On an uncommonly warm day in early October I visited a place few watch writers go – the manufacture (well one of them) of Dubois-Depraz. High-up in the mountainous region of Switzerland’s famous Vallee de Joux the factory sits among many famous watch brands. Dubois-Depraz is a key cog in the watch industry you know and love, but they don’t make watches.
Unlike the many curated tours of watch factories I am subject to, my guide at Dubois-Depraz wasn’t a PR guide. He probably just spoke English a bit better than the other people there. The manufacture is operated by two of the three Dubois brothers, and it has been in the family since its inception in 1901. The component maker currently is comprised of three locations, and I got to visit the most important facility – the assembly plant.
The air of the facility is very industrial. There is a bit more hustle and bustle here than in many other watch manufactures – but the white lab coat attire is familiar.
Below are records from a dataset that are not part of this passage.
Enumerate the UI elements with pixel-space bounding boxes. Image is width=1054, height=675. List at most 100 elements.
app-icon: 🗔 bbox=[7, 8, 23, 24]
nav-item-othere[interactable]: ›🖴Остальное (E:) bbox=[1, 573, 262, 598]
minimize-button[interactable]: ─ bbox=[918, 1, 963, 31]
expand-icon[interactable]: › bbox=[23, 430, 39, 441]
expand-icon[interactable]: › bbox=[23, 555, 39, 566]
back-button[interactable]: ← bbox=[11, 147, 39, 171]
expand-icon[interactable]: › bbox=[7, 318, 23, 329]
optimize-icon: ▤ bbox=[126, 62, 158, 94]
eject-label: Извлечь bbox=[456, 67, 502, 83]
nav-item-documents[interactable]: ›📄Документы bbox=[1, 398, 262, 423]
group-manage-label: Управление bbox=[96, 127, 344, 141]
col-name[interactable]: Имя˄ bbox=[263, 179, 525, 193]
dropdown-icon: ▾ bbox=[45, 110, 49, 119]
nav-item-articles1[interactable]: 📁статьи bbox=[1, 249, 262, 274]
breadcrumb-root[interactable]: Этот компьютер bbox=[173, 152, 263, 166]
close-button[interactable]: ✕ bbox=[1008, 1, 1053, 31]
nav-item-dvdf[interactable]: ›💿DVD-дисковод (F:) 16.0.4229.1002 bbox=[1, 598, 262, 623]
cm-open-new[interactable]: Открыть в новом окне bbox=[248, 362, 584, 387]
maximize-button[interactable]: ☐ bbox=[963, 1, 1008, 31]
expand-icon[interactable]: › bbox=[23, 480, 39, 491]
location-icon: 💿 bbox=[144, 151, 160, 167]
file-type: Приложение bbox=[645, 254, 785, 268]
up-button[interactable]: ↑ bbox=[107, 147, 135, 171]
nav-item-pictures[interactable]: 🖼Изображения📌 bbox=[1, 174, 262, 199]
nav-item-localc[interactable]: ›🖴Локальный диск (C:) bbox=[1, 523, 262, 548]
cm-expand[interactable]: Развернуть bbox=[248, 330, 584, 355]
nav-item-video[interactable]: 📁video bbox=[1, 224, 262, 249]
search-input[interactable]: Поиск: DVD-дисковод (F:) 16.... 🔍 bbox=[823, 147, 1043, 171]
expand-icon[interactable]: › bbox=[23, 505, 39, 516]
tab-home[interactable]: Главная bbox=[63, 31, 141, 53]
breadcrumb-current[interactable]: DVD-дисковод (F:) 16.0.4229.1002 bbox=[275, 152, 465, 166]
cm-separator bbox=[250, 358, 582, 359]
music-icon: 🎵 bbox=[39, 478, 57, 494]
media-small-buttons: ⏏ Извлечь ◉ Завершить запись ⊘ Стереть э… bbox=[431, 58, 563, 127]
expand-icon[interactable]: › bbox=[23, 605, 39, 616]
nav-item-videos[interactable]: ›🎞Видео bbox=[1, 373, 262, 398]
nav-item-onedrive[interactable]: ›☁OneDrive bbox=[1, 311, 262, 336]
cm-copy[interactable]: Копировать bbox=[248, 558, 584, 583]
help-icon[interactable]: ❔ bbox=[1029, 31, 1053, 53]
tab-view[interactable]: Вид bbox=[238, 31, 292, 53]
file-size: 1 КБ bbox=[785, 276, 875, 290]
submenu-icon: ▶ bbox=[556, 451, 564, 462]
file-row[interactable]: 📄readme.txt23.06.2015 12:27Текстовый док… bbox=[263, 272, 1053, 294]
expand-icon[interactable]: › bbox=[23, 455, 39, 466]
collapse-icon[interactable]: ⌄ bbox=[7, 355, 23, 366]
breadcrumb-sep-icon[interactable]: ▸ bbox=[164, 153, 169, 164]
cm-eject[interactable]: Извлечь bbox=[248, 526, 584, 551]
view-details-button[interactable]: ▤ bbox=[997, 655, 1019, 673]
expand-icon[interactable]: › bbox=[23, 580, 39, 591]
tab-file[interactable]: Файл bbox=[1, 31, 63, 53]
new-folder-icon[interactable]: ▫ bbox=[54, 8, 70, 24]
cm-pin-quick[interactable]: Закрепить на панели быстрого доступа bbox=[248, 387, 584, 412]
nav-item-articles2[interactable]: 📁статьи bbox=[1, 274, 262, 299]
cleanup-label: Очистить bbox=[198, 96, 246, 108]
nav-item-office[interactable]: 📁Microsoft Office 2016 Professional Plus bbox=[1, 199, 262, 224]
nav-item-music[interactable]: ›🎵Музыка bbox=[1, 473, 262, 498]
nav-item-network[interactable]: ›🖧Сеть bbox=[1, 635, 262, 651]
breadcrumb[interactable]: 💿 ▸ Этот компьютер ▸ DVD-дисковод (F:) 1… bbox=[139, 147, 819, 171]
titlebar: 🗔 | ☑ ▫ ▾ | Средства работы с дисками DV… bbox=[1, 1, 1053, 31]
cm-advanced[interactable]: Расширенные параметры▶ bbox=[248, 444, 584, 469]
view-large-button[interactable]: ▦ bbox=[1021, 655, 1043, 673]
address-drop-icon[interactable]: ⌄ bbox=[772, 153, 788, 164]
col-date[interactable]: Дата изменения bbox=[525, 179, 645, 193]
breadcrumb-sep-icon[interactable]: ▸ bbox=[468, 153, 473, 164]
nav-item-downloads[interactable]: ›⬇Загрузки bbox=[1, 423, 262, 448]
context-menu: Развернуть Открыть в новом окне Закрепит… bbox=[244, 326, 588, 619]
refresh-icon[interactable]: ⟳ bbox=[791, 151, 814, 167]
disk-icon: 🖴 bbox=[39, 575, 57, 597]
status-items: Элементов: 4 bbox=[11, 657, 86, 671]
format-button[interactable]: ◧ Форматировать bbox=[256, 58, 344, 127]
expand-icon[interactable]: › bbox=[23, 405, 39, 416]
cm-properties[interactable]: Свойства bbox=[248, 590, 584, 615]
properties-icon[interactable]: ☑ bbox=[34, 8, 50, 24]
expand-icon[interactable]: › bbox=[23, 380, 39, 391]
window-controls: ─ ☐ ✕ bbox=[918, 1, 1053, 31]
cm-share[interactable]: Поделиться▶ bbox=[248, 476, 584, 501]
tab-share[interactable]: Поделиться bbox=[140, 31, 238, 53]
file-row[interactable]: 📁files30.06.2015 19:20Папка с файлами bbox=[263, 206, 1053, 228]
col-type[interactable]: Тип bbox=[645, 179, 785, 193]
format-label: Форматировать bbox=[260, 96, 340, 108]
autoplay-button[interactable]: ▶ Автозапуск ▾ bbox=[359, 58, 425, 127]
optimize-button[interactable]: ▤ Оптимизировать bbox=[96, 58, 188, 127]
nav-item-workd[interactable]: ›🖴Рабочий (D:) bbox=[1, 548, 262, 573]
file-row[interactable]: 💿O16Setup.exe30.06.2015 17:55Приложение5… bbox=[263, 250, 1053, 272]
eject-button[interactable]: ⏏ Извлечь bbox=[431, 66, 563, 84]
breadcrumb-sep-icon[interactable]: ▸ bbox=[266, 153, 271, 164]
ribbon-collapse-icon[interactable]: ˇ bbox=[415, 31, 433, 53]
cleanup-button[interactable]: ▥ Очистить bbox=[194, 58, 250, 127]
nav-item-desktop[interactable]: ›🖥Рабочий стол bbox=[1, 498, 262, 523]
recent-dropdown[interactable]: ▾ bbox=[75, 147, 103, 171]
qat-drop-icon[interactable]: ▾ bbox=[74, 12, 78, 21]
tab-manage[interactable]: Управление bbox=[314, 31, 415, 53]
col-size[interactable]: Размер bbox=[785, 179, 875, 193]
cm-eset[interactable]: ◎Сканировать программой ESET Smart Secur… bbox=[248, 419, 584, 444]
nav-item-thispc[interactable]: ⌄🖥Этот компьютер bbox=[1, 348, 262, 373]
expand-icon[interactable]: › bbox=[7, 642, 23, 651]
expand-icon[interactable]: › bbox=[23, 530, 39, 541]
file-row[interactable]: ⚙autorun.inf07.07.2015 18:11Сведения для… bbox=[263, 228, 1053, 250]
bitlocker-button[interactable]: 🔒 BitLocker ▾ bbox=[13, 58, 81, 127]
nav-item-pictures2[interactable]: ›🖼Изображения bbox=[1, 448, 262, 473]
Noisily machines operate as ambient sound fills the room with the repetitive operations of pins being connected to plates and gears being tested. Parts aren’t actually produced at this location – that is still mostly done by Dubois-Depraz, but elsewhere. Here parts are tested and put together into their final forms. I notice that the type of person here is different than in-house as most brands. The workers are older, more mature looking. It is very common for the average age of people working at even the highest-end watch manufactures to be about 25. Dubois-Deprez has a more lived in feel that is comforting.